Problem: "Amazon" could be AWS (software), Amazon Business (office supplies), or Amazon Marketplace (various) Solution: Added category hints to prompt based on amount patterns:

  • <£50 typically office supplies
  • £50-500 could be office or software
  • £500 likely AWS

Also checked employee department (engineers → likely AWS, ops → likely supplies) Result: Amazon categorization accuracy: 73% → 94%

Challenge 3: New vendor false positives

Problem: Anomaly detector flagged every new vendor as suspicious Solution: Changed logic: Flag only if new vendor AND amount >£500 Result: False positive rate: 42% → 8%

Challenge 4: Finance team resistance

Problem: Team initially skeptical -"AI will make mistakes, I'll have to fix them anyway" Solution:

  • Ran shadow mode for 2 weeks -showed 96% accuracy matches human performance
  • Positioned as "handles boring stuff, you focus on complex cases"
  • No headcount reduction (redeployed to financial analysis)

Result: Full buy-in after shadow mode demonstration

Key Lessons Learned

1. Historical data is gold

Access to 2+ years labeled transactions enabled fine-tuning. Companies without historical data should start with RAG or zero-shot and gradually build labeled dataset.

2. Start with high-confidence only

Week 1 of production: Only auto-categorized transactions with ≥95% confidence (40% of volume). Gradually lowered threshold to 85% as team gained trust.

3. Anomaly detection requires domain rules

Pure LLM anomaly detection had 38% false positive rate. Hybrid approach (LLM + rule-based checks) reduced to 8%.

4. Parallel execution worth the complexity

3x speedup (6s → 2s) made user experience dramatically better. Implementation took extra 2 weeks but paid off.

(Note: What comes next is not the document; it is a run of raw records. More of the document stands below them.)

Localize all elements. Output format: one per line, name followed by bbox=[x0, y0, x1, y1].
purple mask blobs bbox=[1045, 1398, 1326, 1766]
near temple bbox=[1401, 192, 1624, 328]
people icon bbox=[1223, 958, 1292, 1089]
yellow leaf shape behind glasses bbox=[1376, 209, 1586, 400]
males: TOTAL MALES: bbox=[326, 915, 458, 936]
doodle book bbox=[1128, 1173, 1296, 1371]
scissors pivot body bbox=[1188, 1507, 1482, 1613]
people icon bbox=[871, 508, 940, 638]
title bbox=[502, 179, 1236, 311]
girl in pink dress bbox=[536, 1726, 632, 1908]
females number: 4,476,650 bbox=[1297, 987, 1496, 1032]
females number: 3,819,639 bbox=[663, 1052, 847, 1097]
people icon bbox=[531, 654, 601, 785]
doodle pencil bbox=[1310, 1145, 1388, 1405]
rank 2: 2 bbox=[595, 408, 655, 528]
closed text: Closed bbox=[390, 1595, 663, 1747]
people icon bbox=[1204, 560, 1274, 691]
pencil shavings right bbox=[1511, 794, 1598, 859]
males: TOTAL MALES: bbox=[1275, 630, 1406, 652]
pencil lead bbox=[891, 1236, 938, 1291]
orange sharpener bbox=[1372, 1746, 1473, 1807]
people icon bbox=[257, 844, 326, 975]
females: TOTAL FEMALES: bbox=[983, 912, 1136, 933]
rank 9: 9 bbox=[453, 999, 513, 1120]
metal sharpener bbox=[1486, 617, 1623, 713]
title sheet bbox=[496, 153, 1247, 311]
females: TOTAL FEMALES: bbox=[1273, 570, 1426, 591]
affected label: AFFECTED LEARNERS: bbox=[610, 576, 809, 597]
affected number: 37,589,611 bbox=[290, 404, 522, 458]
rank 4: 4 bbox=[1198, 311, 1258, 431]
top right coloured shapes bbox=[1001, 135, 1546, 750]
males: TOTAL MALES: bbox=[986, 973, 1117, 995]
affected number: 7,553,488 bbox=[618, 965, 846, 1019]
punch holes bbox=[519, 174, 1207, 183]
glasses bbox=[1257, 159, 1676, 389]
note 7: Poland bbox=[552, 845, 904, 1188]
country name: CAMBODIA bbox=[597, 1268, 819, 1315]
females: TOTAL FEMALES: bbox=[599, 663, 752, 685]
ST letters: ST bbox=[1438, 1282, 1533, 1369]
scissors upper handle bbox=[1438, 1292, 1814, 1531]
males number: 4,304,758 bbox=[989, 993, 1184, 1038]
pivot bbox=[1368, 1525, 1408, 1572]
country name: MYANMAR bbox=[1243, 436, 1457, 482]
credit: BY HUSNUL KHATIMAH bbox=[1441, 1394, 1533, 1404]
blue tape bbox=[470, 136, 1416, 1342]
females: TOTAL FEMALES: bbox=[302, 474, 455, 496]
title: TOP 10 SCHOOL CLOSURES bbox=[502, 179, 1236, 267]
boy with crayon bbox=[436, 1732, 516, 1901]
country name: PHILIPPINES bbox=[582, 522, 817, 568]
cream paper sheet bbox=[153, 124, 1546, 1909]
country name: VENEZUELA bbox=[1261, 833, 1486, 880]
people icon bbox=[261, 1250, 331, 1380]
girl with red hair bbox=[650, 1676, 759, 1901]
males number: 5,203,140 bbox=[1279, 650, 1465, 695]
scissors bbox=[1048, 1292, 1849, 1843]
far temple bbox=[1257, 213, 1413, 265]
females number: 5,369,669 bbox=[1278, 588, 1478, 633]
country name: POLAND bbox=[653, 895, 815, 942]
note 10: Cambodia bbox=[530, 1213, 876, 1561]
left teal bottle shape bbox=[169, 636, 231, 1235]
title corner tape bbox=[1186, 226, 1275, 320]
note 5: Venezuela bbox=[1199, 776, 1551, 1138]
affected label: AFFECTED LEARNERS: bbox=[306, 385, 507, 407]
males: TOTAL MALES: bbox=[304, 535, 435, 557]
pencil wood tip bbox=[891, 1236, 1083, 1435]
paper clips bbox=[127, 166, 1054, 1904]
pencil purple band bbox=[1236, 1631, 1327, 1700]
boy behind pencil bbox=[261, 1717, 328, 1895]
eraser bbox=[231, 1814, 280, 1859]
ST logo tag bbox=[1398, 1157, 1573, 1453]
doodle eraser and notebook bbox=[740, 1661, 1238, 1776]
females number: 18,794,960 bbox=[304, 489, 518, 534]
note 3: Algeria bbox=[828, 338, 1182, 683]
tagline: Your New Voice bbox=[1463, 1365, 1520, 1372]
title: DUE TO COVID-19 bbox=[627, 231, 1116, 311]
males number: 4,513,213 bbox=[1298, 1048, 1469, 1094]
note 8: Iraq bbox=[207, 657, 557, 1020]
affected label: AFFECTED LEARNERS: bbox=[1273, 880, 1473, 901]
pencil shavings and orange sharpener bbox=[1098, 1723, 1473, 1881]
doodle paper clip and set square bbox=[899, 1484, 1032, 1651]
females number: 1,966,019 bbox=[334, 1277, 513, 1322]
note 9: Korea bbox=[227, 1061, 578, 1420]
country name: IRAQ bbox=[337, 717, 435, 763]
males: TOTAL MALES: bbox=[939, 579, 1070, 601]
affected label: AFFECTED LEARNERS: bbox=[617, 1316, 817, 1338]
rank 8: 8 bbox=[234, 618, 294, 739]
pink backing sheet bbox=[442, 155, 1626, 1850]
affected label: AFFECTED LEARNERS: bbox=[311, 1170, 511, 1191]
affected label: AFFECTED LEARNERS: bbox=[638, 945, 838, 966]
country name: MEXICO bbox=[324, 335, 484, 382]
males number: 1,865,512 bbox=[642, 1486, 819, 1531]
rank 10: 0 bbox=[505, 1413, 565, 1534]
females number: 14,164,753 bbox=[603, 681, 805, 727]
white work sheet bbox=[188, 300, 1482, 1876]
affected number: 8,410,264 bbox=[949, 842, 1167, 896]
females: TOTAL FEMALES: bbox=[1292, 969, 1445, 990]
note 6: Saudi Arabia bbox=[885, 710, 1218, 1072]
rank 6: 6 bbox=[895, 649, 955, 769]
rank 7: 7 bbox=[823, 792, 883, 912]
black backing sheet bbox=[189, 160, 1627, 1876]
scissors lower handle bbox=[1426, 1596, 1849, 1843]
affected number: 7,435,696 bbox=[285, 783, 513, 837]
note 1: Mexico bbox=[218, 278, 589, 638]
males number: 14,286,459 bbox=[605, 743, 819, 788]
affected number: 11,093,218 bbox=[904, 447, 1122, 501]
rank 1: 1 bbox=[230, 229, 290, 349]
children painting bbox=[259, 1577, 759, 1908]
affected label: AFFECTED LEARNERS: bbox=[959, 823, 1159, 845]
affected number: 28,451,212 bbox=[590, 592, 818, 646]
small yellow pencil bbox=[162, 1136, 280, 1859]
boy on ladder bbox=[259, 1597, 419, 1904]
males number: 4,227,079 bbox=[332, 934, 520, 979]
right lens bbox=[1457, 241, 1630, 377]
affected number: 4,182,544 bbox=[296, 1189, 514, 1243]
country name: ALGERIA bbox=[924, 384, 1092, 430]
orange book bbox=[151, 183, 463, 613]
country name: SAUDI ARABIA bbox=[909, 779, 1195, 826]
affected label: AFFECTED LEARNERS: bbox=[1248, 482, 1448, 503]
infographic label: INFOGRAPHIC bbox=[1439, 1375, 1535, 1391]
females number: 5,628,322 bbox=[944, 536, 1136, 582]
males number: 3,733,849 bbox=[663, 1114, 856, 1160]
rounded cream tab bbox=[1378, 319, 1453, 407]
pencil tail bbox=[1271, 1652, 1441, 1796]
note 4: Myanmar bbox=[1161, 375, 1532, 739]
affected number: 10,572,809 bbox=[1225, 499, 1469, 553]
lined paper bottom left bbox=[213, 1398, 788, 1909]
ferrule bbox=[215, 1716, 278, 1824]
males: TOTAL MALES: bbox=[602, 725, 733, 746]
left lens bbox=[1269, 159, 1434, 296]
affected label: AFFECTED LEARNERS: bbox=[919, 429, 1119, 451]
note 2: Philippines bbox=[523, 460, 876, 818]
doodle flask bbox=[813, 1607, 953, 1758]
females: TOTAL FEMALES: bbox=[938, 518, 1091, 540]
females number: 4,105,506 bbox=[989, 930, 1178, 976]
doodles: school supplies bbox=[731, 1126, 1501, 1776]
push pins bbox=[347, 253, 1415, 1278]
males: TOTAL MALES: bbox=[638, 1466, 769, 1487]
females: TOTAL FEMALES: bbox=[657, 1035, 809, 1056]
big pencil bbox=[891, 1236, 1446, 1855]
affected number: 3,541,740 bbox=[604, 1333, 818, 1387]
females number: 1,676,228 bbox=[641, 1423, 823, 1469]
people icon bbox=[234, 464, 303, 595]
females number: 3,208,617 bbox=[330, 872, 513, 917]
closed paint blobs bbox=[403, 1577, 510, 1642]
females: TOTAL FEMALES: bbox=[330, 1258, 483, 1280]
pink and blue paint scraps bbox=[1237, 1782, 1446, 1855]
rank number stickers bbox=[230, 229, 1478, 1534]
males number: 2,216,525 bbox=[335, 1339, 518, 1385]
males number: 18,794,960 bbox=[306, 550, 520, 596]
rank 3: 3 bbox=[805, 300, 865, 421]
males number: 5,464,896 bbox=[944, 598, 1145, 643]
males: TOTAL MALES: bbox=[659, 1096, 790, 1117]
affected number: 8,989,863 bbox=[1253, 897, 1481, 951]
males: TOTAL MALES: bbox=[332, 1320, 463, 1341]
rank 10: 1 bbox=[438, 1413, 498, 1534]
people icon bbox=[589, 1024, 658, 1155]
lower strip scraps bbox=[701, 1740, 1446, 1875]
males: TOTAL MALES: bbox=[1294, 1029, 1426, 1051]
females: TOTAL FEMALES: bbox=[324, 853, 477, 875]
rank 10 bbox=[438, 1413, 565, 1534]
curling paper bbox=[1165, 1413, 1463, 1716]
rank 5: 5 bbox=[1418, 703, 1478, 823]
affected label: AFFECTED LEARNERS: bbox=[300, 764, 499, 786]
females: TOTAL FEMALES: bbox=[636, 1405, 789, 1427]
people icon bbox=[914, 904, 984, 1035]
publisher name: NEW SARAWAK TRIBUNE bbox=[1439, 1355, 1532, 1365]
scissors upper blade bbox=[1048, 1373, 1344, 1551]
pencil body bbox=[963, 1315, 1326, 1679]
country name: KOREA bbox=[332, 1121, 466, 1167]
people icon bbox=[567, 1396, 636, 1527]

5. Monthly accuracy reviews essential

Ramp reviews 100 random transactions monthly to ensure accuracy hasn't degraded. Found minor drift after 3 months (96% → 93%), retrained model, back to 96%.

Replication Guide

To implement similar system:

Requirements:

  • 10,000+ historical labeled transactions (for fine-tuning) OR start with RAG
  • API access to expense system (Ramp, Brex, Expensify, etc.)
  • API access to accounting system (QuickBooks, Xero, NetSuite)

Timeline:

  • With fine-tuning: 10-14 weeks
  • With RAG: 6-8 weeks

Team:

  • 1-2 engineers (full-time for 8-12 weeks)
  • 1 finance lead (25% time for requirements and validation)

Cost:

  • Engineering: £40K-60K
  • Training (if fine-tuning): £1,500-3,000
  • Ongoing API costs: £800-1,500/month (for 50K transactions)

Expected Results:

  • 75-85% automation rate
  • 90-96% accuracy (with iteration)
  • 10-15 hours/week saved
  • 3-6 month payback period

Conclusion

Ramp's expense automation agent demonstrates that AI agents can reliably handle high-volume, judgment-based workflows when implemented thoughtfully.

Key success factors:

  • Sufficient training data (50K labeled examples)
  • Human-in-the-loop for edge cases
  • Parallel execution for performance
  • Continuous monitoring and retraining

If you're considering similar automation: Start with shadow mode, measure accuracy rigorously, and expand autonomy gradually as trust builds.

The technology works. The challenge is implementation discipline.